Force ouvrière (FO) n’en finit pas de solder l’héritage légué par Pascal Pavageau, son ancien et éphémère secrétaire général. Dans une note adressée, mardi 30 octobre, à son comité confédéral national (CCN) – le « Parlement » de FO –, la direction de la centrale a fait part de sa décision de déposer une plainte « pour constitution de fichiers ». Une démarche liée au listing sauvage recensant quelque 127 responsables de l’organisation. La révélation par Le Canard enchaîné, le 10 octobre, de cet « annuaire » clandestin avait provoqué une violente crise au sommet du syndicat et contraint M. Pavageau à la démission, une semaine après.

Le fait de saisir la justice « a vocation à protéger la confédération », décrypte une source en interne. « Nous ne voulons pas que notre organisation puisse être considérée comme ayant été à l’initiative de la création de ce fichier », poursuit-elle. Sous-entendu : il s’agit de dérives individuelles, que FO réprouve. « Nous nous devions également d’interpeller les tribunaux pour les militants dont le nom apparaît dans ce document », ajoute cette même source.

Au Canard enchaîné, M. Pavageau avait dit que le fichier constituait « une belle connerie », commise par deux de ses collaboratrices. Ce trombinoscope, confectionné à la fin 2016, présente en quelques lignes les dirigeants de fédérations professionnelles et d’unions départementales de FO, avec des commentaires parfois injurieux et des indications sur leur allégeance politique, leur état de santé ou leur orientation sexuelle.

Exercice compliqué

La plainte annoncée le 30 octobre s’ajoute à celle déposée par la confédération, peu après l’article du Canard enchaîné, quand M. Pavageau était encore aux commandes. Cette précédente action en justice obéissait à une autre préoccupation : « la diffusion de (…) documents (…) confidentiels » – et non pas le fait d’avoir consigné des données personnelles dans des conditions sujettes à caution.
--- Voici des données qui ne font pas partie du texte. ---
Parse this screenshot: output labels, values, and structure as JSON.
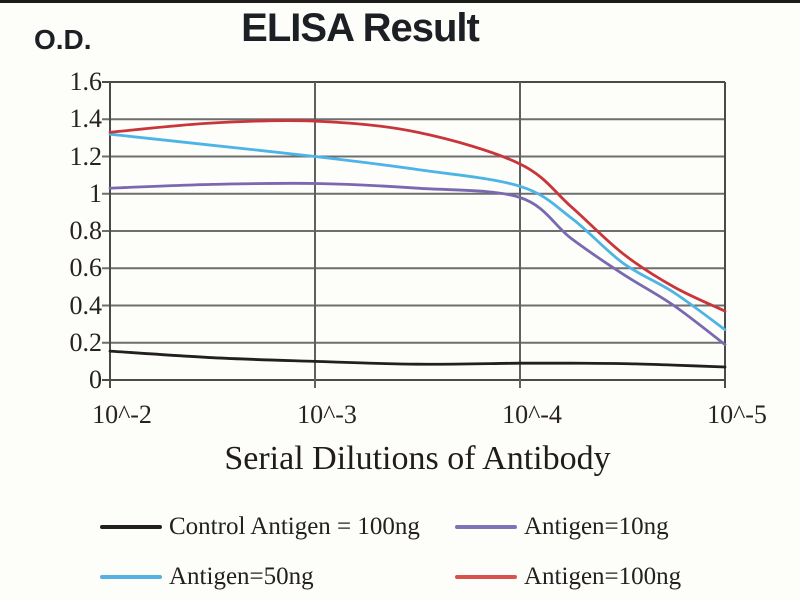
{
  "page": {
    "background": "#fdfdfa",
    "top_strip_color": "#1d1b1a",
    "grid_color": "#6e6e6e",
    "border_color": "#4a4a4a",
    "text_color": "#242021"
  },
  "title": "ELISA Result",
  "y_axis": {
    "label": "O.D.",
    "tick_labels_top_to_bottom": [
      "1.6",
      "1.4",
      "1.2",
      "1",
      "0.8",
      "0.6",
      "0.4",
      "0.2",
      "0"
    ]
  },
  "x_axis": {
    "label": "Serial Dilutions of Antibody",
    "tick_labels": [
      "10^-2",
      "10^-3",
      "10^-4",
      "10^-5"
    ]
  },
  "legend": {
    "items": [
      {
        "label": "Control Antigen = 100ng",
        "color": "#231f20"
      },
      {
        "label": "Antigen=10ng",
        "color": "#8072b8"
      },
      {
        "label": "Antigen=50ng",
        "color": "#55b1e2"
      },
      {
        "label": "Antigen=100ng",
        "color": "#d9534c"
      }
    ]
  },
  "chart_data": {
    "type": "line",
    "title": "ELISA Result",
    "xlabel": "Serial Dilutions of Antibody",
    "ylabel": "O.D.",
    "x_scale": "log (serial dilution)",
    "x_tick_labels": [
      "10^-2",
      "10^-3",
      "10^-4",
      "10^-5"
    ],
    "x_tick_positions": [
      0,
      1,
      2,
      3
    ],
    "x": [
      0,
      0.5,
      1,
      1.5,
      2,
      2.25,
      2.5,
      2.75,
      3
    ],
    "xlim": [
      0,
      3
    ],
    "ylim": [
      0,
      1.6
    ],
    "y_step": 0.2,
    "grid": true,
    "legend_position": "bottom",
    "series": [
      {
        "name": "Control Antigen = 100ng",
        "color": "#231f20",
        "values": [
          0.155,
          0.12,
          0.1,
          0.085,
          0.09,
          0.09,
          0.088,
          0.08,
          0.07
        ]
      },
      {
        "name": "Antigen=10ng",
        "color": "#7a68b0",
        "values": [
          1.03,
          1.05,
          1.055,
          1.03,
          0.98,
          0.76,
          0.57,
          0.4,
          0.19
        ]
      },
      {
        "name": "Antigen=50ng",
        "color": "#4db4e7",
        "values": [
          1.32,
          1.26,
          1.2,
          1.13,
          1.04,
          0.87,
          0.63,
          0.47,
          0.27
        ]
      },
      {
        "name": "Antigen=100ng",
        "color": "#c8353a",
        "values": [
          1.33,
          1.38,
          1.39,
          1.33,
          1.16,
          0.93,
          0.68,
          0.5,
          0.37
        ]
      }
    ]
  }
}
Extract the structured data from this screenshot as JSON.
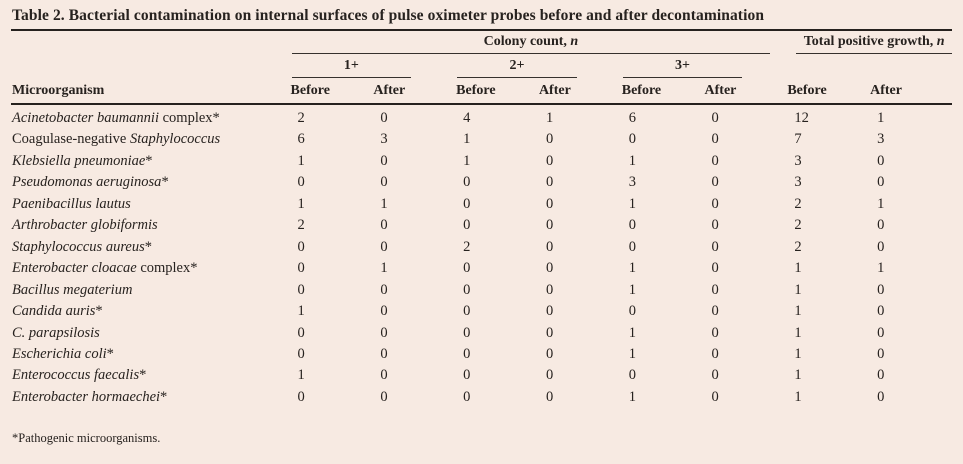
{
  "title": "Table 2. Bacterial contamination on internal surfaces of pulse oximeter probes before and after decontamination",
  "header": {
    "microorganism": "Microorganism",
    "colony_count": {
      "text": "Colony count, ",
      "var": "n"
    },
    "total_positive_growth": {
      "text": "Total positive growth, ",
      "var": "n"
    },
    "plus_groups": [
      "1+",
      "2+",
      "3+"
    ],
    "before": "Before",
    "after": "After"
  },
  "rows": [
    {
      "name": [
        {
          "text": "Acinetobacter baumannii",
          "italic": true
        },
        {
          "text": " complex*",
          "italic": false
        }
      ],
      "values": [
        2,
        0,
        4,
        1,
        6,
        0,
        12,
        1
      ]
    },
    {
      "name": [
        {
          "text": "Coagulase-negative ",
          "italic": false
        },
        {
          "text": "Staphylococcus",
          "italic": true
        }
      ],
      "values": [
        6,
        3,
        1,
        0,
        0,
        0,
        7,
        3
      ]
    },
    {
      "name": [
        {
          "text": "Klebsiella pneumoniae",
          "italic": true
        },
        {
          "text": "*",
          "italic": false
        }
      ],
      "values": [
        1,
        0,
        1,
        0,
        1,
        0,
        3,
        0
      ]
    },
    {
      "name": [
        {
          "text": "Pseudomonas aeruginosa",
          "italic": true
        },
        {
          "text": "*",
          "italic": false
        }
      ],
      "values": [
        0,
        0,
        0,
        0,
        3,
        0,
        3,
        0
      ]
    },
    {
      "name": [
        {
          "text": "Paenibacillus lautus",
          "italic": true
        }
      ],
      "values": [
        1,
        1,
        0,
        0,
        1,
        0,
        2,
        1
      ]
    },
    {
      "name": [
        {
          "text": "Arthrobacter globiformis",
          "italic": true
        }
      ],
      "values": [
        2,
        0,
        0,
        0,
        0,
        0,
        2,
        0
      ]
    },
    {
      "name": [
        {
          "text": "Staphylococcus aureus",
          "italic": true
        },
        {
          "text": "*",
          "italic": false
        }
      ],
      "values": [
        0,
        0,
        2,
        0,
        0,
        0,
        2,
        0
      ]
    },
    {
      "name": [
        {
          "text": "Enterobacter cloacae",
          "italic": true
        },
        {
          "text": " complex*",
          "italic": false
        }
      ],
      "values": [
        0,
        1,
        0,
        0,
        1,
        0,
        1,
        1
      ]
    },
    {
      "name": [
        {
          "text": "Bacillus megaterium",
          "italic": true
        }
      ],
      "values": [
        0,
        0,
        0,
        0,
        1,
        0,
        1,
        0
      ]
    },
    {
      "name": [
        {
          "text": "Candida auris",
          "italic": true
        },
        {
          "text": "*",
          "italic": false
        }
      ],
      "values": [
        1,
        0,
        0,
        0,
        0,
        0,
        1,
        0
      ]
    },
    {
      "name": [
        {
          "text": "C. parapsilosis",
          "italic": true
        }
      ],
      "values": [
        0,
        0,
        0,
        0,
        1,
        0,
        1,
        0
      ]
    },
    {
      "name": [
        {
          "text": "Escherichia coli",
          "italic": true
        },
        {
          "text": "*",
          "italic": false
        }
      ],
      "values": [
        0,
        0,
        0,
        0,
        1,
        0,
        1,
        0
      ]
    },
    {
      "name": [
        {
          "text": "Enterococcus faecalis",
          "italic": true
        },
        {
          "text": "*",
          "italic": false
        }
      ],
      "values": [
        1,
        0,
        0,
        0,
        0,
        0,
        1,
        0
      ]
    },
    {
      "name": [
        {
          "text": "Enterobacter hormaechei",
          "italic": true
        },
        {
          "text": "*",
          "italic": false
        }
      ],
      "values": [
        0,
        0,
        0,
        0,
        1,
        0,
        1,
        0
      ]
    }
  ],
  "footnote": "*Pathogenic microorganisms.",
  "colors": {
    "background": "#f7eae2",
    "text": "#27221f",
    "rule": "#26211e"
  }
}
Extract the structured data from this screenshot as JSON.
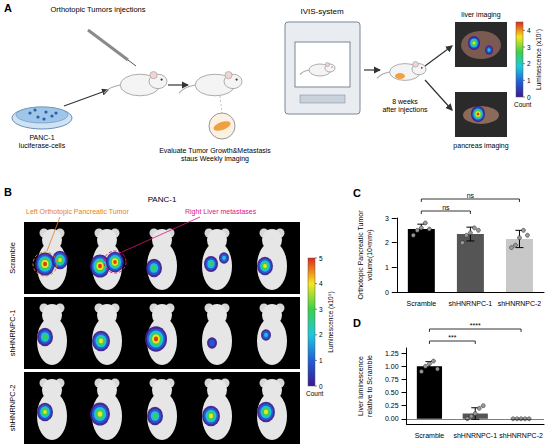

Auparavant, deux autres plaintes, pour vol cette fois-ci, avaient été déposées par FO et par la responsable des ressources humaines du syndicat. Selon les informations du Monde, des effets personnels, dont une clé USB, avaient été dérobés dans le bureau de cette cadre, le 1er octobre. Il est très possible que cet incident soit à l’origine de la divulgation du fichier controversé.

Parallèlement, le processus pour trouver un successeur à M. Pavageau se poursuit. Un exercice très compliqué, compte tenu de la diversité des sensibilités qui coexistent dans la confédération, entre les réformistes, les trotskistes du Parti ouvrier indépendant (POI et POID), ainsi que les anarchistes.

A ce stade, un homme est officiellement en lice : il s’agit de Patrice Clos, le « patron » de la fédération des transports. Au sein de la centrale, plusieurs le décrivent comme étant l’un de ceux ayant défendu M. Pavageau « jusqu’à la dernière minute », tout en fustigeant le fichier. M. Clos serait soutenu par le camp des anarchistes – ce qui permettrait à ces derniers de « pouvoir réaffirmer leur poids et leur existence dans l’organisation », affirme le dirigeant d’une fédération. « Je ne suis pas anarchiste, rétorque M. Clos. Je n’ai qu’une seule carte, celle de FO, depuis l’âge de 22 ans. » Il s’inscrit dans la continuité du congrès confédéral d’avril, au cours duquel M. Pavageau avait accédé au poste de secrétaire général. Sa volonté est de faire respecter les résolutions adoptées par « 96 % » des congressistes.

Mais la candidature de M. Clos a peu de chances de prospérer, d’après d’autres hauts gradés de FO. « Il est parti en se plaçant en dehors des consultations conduites en interne pour parvenir à un consensus », estime l’un d’eux. Les chefs de file des réformistes et des trotskistes, Frédéric Homez et Hubert Raguin, ont récemment noué un pacte – provisoire – et réfléchissent de concert pour identifier « l’oiseau rare » susceptible de convenir à toutes les chapelles.

Plusieurs noms circulent : celui de Christian Grolier, le responsable de FO-fonction publique, qui bénéficierait de l’appui de trotskistes ; ou encore celui d’Yves Veyrier, un ancien qui connaît très bien « la boutique ». « Nous préférerions qu’il y ait un seul candidat », souffle le leader d’une fédération. Réponse mardi 6 novembre, lorsque les instances du syndicat dévoileront le visage du ou des prétendants.